Roadside launch evokes cocktail of everything
Hurtling along the roads of Paget and Devonshire, blue flashing lights seemed to bounce off every surface.
We were chasing a “suspect cycle” although I did not have a clear idea of why the rider was at fault. But the energy and intensity of the officers in pursuit left me in no doubt that whatever had happened was significant.
The incident happened as a team from The Royal Gazette joined Bermuda Police Service for the first weekend of roadside breath test checkpoints.
When a motorcyclist failed to stop at a checkpoint on Crow Lane, Devonshire, officers mounted an immediate pursuit along Pomander Road, Trimingham Hill, South Road, Tee Street, Berry Hill Road, back to Crow Lane and in the wrong direction up Corkscrew Hill.
The rider was no match for the police but, of course, his actions did not only affect them.
He was reported to have “cut up” a car driven by Jean Jaynea Lottimore, a 45-year-old hospital worker on her way home from a friend's house, at the junction of Shelton Road and Cavendish Road in Devonshire.
Acting Inspector Dorian Astwood said the motorcyclist was prevented from going any further because another vehicle blocked his way.
The rider lost control, decked out the bike and tried to run away but was stopped by the teams chasing him.
Mr Astwood said: “He tried to violently resist arrest and a Taser was deployed, which allowed us to handcuff him and take him into custody.”

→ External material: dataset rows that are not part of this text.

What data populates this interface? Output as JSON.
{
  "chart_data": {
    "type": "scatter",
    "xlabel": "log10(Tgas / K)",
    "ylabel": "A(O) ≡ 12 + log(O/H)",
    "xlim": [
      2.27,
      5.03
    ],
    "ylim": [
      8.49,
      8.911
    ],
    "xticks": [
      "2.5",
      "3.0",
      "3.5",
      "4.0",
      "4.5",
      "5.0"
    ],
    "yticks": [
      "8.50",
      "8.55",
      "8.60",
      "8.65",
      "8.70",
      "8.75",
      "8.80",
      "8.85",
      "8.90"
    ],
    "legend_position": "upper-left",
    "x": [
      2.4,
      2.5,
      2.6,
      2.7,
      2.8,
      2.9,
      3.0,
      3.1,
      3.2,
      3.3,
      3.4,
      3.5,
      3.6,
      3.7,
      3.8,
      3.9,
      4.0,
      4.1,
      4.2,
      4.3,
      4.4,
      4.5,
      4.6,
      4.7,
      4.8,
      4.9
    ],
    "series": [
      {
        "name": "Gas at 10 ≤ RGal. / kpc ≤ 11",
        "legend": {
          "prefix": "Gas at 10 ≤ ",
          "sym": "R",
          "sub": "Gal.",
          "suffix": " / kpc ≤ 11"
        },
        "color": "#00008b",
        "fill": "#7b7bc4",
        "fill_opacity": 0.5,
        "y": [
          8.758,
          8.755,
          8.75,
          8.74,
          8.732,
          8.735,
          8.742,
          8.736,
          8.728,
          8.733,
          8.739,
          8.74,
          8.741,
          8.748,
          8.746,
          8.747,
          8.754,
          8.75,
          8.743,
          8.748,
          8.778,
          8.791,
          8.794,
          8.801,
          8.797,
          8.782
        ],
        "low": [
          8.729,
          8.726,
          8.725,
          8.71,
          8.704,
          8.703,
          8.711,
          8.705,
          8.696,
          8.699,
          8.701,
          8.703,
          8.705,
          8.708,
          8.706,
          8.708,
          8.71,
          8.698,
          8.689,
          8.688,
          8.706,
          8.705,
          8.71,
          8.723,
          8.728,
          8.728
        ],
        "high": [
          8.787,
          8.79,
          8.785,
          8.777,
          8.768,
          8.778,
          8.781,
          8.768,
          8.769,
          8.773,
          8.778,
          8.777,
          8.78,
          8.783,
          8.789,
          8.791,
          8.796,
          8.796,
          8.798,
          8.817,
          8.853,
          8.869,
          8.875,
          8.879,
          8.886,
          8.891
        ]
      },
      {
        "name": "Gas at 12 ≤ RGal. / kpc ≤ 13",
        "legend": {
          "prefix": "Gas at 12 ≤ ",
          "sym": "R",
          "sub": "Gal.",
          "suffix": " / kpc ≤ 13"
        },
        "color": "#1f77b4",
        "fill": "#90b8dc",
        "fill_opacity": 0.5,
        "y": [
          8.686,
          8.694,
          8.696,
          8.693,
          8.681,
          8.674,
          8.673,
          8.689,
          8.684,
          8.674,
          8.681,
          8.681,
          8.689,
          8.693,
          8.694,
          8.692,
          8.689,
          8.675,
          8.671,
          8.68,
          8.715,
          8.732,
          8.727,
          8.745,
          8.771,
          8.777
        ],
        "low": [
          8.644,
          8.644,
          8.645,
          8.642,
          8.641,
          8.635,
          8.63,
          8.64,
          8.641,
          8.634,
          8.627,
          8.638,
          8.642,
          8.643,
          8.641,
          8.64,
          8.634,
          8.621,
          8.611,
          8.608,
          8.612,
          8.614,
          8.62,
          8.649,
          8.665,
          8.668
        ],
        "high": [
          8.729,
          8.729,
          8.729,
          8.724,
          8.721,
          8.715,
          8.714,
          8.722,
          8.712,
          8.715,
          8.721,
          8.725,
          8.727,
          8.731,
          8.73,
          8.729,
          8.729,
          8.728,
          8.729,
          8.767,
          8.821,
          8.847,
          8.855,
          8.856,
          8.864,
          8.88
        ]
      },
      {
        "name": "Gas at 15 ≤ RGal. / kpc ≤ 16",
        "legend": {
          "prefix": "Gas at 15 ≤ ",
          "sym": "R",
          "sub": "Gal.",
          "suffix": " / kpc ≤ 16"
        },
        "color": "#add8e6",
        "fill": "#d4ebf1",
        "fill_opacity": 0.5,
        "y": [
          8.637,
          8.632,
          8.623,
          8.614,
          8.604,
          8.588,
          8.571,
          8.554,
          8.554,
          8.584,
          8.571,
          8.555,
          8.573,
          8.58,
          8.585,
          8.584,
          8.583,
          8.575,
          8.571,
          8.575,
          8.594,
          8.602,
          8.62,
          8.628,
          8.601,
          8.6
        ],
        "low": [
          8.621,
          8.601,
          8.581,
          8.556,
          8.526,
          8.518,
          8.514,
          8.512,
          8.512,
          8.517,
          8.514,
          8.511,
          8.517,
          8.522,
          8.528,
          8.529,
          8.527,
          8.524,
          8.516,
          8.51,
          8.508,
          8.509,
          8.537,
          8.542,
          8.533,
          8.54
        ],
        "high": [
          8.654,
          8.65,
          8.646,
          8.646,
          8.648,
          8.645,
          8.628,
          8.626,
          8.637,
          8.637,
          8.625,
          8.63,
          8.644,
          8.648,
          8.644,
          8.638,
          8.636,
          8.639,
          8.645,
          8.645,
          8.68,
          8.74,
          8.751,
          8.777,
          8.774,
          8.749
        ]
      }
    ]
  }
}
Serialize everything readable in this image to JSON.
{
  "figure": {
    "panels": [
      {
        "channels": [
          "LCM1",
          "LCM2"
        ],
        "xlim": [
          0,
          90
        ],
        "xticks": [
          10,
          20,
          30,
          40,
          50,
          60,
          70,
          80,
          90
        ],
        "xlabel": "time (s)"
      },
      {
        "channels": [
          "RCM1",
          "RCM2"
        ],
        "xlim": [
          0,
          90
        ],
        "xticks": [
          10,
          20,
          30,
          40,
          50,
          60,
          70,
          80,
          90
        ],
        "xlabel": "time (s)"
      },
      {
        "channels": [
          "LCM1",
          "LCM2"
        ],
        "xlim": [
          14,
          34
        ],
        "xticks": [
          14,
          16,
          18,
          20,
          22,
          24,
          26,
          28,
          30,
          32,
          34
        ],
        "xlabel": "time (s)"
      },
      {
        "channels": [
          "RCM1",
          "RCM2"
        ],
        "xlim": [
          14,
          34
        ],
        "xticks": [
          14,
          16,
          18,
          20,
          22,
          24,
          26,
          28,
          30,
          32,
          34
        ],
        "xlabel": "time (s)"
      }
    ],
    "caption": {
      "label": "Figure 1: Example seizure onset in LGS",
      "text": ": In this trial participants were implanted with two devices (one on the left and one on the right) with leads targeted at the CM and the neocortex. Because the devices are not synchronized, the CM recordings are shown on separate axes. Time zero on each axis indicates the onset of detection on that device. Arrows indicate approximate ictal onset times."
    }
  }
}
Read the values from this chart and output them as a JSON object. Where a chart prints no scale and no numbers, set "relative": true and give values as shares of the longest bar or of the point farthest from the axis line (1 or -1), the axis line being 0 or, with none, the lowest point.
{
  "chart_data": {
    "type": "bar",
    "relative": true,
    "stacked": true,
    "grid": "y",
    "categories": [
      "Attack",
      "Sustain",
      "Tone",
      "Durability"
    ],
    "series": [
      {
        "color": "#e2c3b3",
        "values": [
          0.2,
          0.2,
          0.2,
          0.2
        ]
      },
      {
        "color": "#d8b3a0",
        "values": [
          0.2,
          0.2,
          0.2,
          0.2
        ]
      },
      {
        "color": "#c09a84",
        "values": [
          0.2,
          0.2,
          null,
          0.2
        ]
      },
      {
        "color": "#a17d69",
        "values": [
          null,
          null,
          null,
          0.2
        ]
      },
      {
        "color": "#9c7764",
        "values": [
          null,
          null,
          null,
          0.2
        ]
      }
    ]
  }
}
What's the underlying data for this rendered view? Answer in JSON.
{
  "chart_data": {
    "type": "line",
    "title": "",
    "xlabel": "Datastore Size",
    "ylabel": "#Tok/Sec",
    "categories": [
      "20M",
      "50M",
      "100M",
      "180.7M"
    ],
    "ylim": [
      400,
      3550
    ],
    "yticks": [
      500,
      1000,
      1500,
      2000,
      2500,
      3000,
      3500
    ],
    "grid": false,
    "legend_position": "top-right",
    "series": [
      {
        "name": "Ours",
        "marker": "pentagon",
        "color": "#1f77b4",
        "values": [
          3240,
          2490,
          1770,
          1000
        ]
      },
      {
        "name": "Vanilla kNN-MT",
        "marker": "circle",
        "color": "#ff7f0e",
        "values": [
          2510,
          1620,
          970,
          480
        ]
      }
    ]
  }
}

Ms Lottimore was upset but unhurt by the incident.
She said: “All of a sudden, I just looked and saw a bike coming towards me.”
She added: “I can't stop shaking, it's the first time I've ever been in an accident.”
We later learnt the “suspect” bike was alleged to have been stolen, which showed that roadside breath test checkpoints also offered police the chance to detect other crimes.
Driver after driver was waved down by glowing red wands on Saturday night and into the early hours of Sunday morning, but most seemed relaxed about the brief holdup to traffic.
Quick conversations helped to determine whether a handheld breathalyser was needed.
Motorists were asked questions like: “Where are you coming from? Where are you going? Have you consumed any alcohol?”
That allowed officers time to check whether the driver's speech was slurred, eyes were glazed or if there was a smell of alcohol.
If they detected any of these signs, the driver or rider was sent to a second officer who asked them to perform a field sobriety check, such as walking in a straight line heel-to-toe, raising a finger to the nose, or — the one most commonly used in our presence — tipping the head back and counting down 30 seconds.
Chief Inspector Robert Cardwell, head of roads policing, said: “If the officer doing the field sobriety checks suspects there's any alcohol at all, he's going to put you on the roadside sobriety device.”
I tried the gadget for myself, blowing a long, steady breath into a straw, which is always fresh and unwrapped in front of the suspect and then attached to the breathalyser.
The screen on the device showed that it is carrying out “analysis” as a few, for some perhaps anxious, seconds pass.
My result was zero, as I expected, but I was told one motorist had blown as high as 99.
The legal limit is 80 milligrammes of alcohol in 100 millilitres of blood.
Others who also had nothing to worry about said the checkpoints were an “excellent” antidote to Bermuda's high road accident rate and the “best thing” that could be done.
Another motorcyclist later tried to evade officers and his pursuit also ended in a crash — this time into the back of a police bike on Palmetto Road in Devonshire. The rider failed the roadside breath test.
One man, who admitted he had been drinking and gave a breath sample that was below the legal limit, said the checkpoints were “good”.
He added: “A lot of accidents have been happening on the roads.
“They're trying to save more lives so it's a positive thing. You can't knock them for doing their jobs.”